The Cost of Sanity: A Bottle of Sprite in Honduras

 

When our cruise ship docked at Roatan—a small island off the coast of Honduras—I naively assumed my five coworkers and I were about to put on our explorer hats, don our khakis proudly, and head out on an adventure full of slithering, poisonous snakes, hikes up serpentine trails to ancient ruins, and run-ins with shrewd and slinky vendors who drove a hard bargain. Instead, they hopped in a cab and I begrudgingly joined. For a few bucks, our cab driver took us to the birth of a shoddy, war-torn, hungry street and dropped us off with our “tour guide”—his seemingly-mute daughter, Gabriela. She quietly led the way down the road, ignoring with each of her flip-flopping steps that this can’t have been what Norwegian Cruise Lines had in mind. Chunks of powdery pavement crumpled beneath our feet, windows seemed armed and at the ready for trespassers, and wooden boards that presumably once kept out the vermin of the city were now littering the street like some exhausted, overworked interior decorator had called it quits and stalked off in a violent, explosive rage.

A quarter of a mile or so down the road, the likes of the ghetto unchanging and still not a peep out of Gabriela, she stopped and pointed at our obvious, almost glaringly-offensive and out-of-place destination: a three-walled tiki bar. The counters were lined with grass skirts and margarita mugs, though not a tourist was in sight. With the sun still well in the East, the 6 of us hunkered down at the bar, one by one. Gabriela sat by herself at a corner table, barely making eye contact with the paper toucans decorating the walls.

It had to be some sort of new-age torture, spending your limited hours in Honduras confined to a bamboo stool. To top things off, the six of us had settled down with six margaritas carefully concocted by some runaway ex-pat from St. Louis, Missouri. St. Louis. We were a bunch of kids from Iowa sitting at a bar in exotic, toasty warm, eye-opening Honduras talking to a pale, lonely Midwestern boy from Missouri. We were pathetic. Maybe it was the sugar high from my excuse for a margarita, but I had had enough. I wasn’t the travelling solo type until that very moment.

So, I gobbled up the remains of the jam at the bottom of my margarita, popped up off my fake-bamboo prison, and made a bee-line for the only worthwhile conversation partner I might be able to find that day: Gabriela. She couldn’t’ve been more than 12 years old, 80 pounds sopping wet, and seemed like she had a handful of older, more glamorous siblings whose shadows she slept in at night. It’s a feeling I understood, in both English and Spanish. I walked up to her a little nervous myself, but it couldn’t be worse than what I had left 10 feet behind.

“…Hola, Gabriela. Me llamo Jackie. Uhh…te gustaría…una bebida?”

I saw her hide a slight smile, obviously amused by my subpar Spanish skills. But it jetted away like someone might catch her in trouble, and she just shook her head.

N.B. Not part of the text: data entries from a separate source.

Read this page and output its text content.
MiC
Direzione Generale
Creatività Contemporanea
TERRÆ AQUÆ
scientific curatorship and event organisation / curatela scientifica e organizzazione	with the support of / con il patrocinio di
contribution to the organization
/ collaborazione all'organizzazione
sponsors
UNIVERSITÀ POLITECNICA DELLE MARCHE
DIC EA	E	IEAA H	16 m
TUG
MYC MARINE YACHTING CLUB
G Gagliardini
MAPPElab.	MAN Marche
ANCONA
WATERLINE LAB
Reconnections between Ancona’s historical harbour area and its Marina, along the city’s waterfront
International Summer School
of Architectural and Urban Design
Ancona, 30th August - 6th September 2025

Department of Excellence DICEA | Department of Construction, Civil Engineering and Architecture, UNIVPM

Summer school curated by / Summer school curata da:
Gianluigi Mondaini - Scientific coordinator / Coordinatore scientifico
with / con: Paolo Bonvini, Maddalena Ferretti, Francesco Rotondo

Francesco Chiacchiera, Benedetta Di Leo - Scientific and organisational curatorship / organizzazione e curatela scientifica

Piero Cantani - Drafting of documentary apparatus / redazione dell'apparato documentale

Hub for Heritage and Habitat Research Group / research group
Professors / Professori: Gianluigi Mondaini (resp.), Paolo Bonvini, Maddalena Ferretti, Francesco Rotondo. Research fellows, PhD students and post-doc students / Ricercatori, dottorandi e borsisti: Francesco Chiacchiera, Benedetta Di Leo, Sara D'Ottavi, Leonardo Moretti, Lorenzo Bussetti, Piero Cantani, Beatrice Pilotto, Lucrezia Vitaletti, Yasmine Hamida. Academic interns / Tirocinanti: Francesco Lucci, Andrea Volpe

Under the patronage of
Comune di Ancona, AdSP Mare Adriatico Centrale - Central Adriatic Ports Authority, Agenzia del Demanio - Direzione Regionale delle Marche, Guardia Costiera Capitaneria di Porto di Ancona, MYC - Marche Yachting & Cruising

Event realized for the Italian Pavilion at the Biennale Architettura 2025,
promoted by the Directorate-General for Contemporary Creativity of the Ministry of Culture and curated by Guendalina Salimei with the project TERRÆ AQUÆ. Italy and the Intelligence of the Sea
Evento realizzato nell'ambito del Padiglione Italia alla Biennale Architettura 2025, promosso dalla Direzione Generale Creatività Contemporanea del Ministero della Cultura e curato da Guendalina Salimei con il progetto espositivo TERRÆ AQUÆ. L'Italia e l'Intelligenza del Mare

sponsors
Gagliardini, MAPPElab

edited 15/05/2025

“Aww, c’mon. Te gustaría…una coca-cola?”

Another head shake.

“Uva?”

Nope.

“…Anaranjada? Wait. Crap! Naranja?”

A little smile, but nope, nope.

“…Sprite?”

And finally I saw a glimmer. I latched onto it like it was a golden ticket out of hell, which it was, in a way. “Okay! Una Sprite por mi amiga nueva!” and never gave her a chance to stop me. I saw another smile, this time accompanied by a small giggle. I was always afraid to speak foreign languages to my classmates and professors even after years of study, but she gave making an ass out of myself purpose, as if my neurons were firing slowly for some grander reason I didn’t understand.

I nabbed a fresh bottle from the bar and set it down in front of her. At that moment, it felt like a band of Care Bears could not have made any child happier. Though I was only capable of asking her very simple questions, like what music she liked or what she was studying in school, it was still the best conversation I had had all week. After her last grateful drink, she looked back at my three-margarita-deep companions, looked at me, sized me up momentarily, and whispered in a hopeful, innocent-but-scheming air,

“Quieres ir de compras? Las tiendas están cerca de aquí.”

 

I couldn’t help but get excited. “Claro, Gabriela. Me encantaría.” And we walked out the door, two bandits on the loose, running away from our shadows.